Tuesday, November 07, 2006

Let It Go, Let It Go

Ladies and Gentlemen, after a healthy amount of thought and consideration, I decided to audition for "The Full Monty" musical, based on the movie of the same name. Let's get right to The Question shall we? Yes, the fully monty will be done in this production. You heard me right. Naked men on stage... and for some reason, I decided I wanted to try to be one of them.

If you haven't a clue as to what I look like, well, I'm 6' 0", about at least 70lbs overweight with approximately 10lbs of that being hair. Not exactly a sight that should be seen in public, much less charge people to see. To be honest, I have more than enough body issues that you'd think I wouldn't want to willingly be naked in front of the world. But, I do.

I guess I'm still trying to figure out exactly why. There is a part in the show that must be played by an overweight guy. "Dave" has to sing, do a strip tease, and be willing to drop trow. He is also very uncomfortable with his body image. Hey, look at that - I can sing and I'm uncomfortable with my body image. How many guys in this city can say the same thing AND be willing to be naked? Can't be too many I would think. So, I was thinking competeion for the part would be few.

Two days ago, I had my audition. It was comforting to know that I was number 3 to audition; get it over with early. It also helped to know alot of the folks who were auditioning. That would make it easier to disrobe should I be cast.

We did the singing audition in a small room in front of the director, music/vocal director and piano player. I wasn't too familar with the show music, so I stuck with my audition standard, "All Good Gifts," from Godspell. When they called my number, I was ready to go. Small talked a little and then began to sing.

There's a high note in the song that usually gives me trouble. The high G I can usually hit, but the high A is where my voice faulters. I sang the first verse and chorus. And, not to brag, but I felt this was the strongest and most sincere I have ever sounded with this song. When I hit the high G, I felt as though my voice would be able to hit a high C without trouble. They cut me off before the high A, so I don't know if I would have struggled with it, but I don't think I would have. For me, the key to this song is to sing the words sincerely. They tested my vocal range in the lower notes and I was done.

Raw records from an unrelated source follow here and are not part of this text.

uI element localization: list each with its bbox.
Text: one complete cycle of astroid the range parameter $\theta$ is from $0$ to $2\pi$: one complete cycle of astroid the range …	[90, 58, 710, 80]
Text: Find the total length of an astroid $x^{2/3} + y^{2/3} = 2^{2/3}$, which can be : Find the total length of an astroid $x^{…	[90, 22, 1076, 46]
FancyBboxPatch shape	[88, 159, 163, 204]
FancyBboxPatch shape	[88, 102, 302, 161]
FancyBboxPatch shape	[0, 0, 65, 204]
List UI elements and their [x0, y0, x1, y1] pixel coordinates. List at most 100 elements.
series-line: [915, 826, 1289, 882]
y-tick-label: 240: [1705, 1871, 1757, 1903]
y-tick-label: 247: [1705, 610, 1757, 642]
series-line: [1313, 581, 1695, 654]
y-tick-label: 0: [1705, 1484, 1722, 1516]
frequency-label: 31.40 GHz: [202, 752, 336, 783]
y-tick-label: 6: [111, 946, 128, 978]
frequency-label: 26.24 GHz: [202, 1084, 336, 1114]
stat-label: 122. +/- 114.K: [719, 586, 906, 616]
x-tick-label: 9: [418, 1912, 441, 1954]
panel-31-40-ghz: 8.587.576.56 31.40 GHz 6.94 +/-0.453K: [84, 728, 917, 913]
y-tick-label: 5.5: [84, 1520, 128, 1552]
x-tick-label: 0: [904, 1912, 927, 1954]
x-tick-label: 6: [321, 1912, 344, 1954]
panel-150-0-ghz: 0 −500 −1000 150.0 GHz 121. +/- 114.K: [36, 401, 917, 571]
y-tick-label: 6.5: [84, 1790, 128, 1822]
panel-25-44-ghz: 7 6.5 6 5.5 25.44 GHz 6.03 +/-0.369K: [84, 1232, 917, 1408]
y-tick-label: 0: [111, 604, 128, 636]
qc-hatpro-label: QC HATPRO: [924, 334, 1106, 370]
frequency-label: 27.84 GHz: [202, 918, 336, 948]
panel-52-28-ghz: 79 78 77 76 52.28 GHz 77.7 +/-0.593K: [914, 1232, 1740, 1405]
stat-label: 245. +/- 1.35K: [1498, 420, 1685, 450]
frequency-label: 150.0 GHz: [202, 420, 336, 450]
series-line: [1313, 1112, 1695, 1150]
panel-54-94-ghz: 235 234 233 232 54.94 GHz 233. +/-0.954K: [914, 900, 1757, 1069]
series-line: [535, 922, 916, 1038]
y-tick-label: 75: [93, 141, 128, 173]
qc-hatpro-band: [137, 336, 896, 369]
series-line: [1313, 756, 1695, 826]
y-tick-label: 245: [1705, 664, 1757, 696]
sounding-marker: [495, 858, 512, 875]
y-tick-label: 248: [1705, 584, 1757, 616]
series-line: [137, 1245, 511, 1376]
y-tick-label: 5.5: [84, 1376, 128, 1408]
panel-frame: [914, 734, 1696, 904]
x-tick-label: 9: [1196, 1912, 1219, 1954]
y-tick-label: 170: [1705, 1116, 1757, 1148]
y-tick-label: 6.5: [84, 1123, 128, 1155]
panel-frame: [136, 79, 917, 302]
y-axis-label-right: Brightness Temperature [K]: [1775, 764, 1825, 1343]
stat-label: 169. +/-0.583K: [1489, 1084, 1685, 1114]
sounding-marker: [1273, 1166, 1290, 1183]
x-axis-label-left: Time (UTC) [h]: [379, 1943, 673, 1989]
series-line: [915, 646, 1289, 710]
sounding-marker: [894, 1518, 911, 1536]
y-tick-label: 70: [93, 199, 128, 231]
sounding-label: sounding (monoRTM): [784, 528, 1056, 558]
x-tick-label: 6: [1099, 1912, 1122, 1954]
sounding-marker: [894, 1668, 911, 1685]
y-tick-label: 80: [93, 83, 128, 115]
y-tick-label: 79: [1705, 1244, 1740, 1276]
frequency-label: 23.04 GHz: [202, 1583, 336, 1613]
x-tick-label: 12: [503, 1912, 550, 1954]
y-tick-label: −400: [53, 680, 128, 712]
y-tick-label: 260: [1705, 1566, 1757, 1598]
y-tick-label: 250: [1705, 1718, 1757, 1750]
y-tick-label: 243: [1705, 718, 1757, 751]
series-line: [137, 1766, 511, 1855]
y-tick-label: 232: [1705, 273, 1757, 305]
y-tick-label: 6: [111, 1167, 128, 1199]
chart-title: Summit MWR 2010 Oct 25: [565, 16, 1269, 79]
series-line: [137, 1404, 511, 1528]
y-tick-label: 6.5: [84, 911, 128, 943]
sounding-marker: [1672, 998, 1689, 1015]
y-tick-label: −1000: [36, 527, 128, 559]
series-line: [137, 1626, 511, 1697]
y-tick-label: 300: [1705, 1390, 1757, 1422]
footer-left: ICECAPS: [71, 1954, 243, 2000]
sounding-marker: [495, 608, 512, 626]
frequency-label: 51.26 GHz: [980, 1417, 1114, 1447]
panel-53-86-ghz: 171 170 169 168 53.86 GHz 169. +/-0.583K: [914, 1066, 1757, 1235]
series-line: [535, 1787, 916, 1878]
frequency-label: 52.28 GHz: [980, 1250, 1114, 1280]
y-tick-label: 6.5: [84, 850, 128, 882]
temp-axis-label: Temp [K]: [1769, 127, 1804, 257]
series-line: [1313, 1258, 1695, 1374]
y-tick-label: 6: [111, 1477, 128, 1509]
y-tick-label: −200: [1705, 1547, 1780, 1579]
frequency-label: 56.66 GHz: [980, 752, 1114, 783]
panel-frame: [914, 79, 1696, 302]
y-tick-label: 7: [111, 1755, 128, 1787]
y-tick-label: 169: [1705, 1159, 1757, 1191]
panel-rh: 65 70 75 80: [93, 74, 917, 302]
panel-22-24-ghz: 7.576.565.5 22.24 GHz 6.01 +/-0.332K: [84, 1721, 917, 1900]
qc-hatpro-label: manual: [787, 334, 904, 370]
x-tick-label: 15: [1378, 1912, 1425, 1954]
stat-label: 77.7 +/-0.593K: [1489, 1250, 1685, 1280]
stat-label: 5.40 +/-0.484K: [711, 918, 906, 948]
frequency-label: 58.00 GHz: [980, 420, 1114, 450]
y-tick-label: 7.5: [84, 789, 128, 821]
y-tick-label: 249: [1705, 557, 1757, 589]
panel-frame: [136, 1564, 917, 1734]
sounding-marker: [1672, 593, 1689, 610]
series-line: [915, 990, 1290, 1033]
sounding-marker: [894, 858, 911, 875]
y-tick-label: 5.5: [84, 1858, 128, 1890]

Then came the dance audition. We would be learning a portion of the strip routine without any actually clothing coming off. I'm not a good dancer, but I can be choreogpaphed. It might take me a long time to learn the steps, but I'm dedicated enough to come early and stay late and practice at home to learn them. Hopefully that showed. We took about 15-20 minutes to learn the routine. The co-choreos could probably tell I was having trouble, but hopefully my attitude helped sell me. It's not just a strip dance, it's acting sexy while stripping. I might not have hit all the steps, but the attitude I felt was good. Besides, fat man strip dancing is at the very least fucking funny.

We performed the dance a few times for the choreos and I did alright. Not great, but I probably showed them that I could be taught. Then, the director came in to watch us once. And, I completely forgot everything. Don't know what happened. Nerves, I suppose.

And that was it. We were told we'd know one way or the other by Sunday. So, I'm waiting by my cell phone for that call.

I've told several people I was auditioning and I was suprised at how supportive they were. Most reacted with happiness and enthusiasm for me. I half-expected them to give me some grief. Instead, I'm quite happy to say they've all been supportive. I've got good friends. Thank you.

1 comment:

Trish said...

Good for you. I'll keep my fingers crossed for you.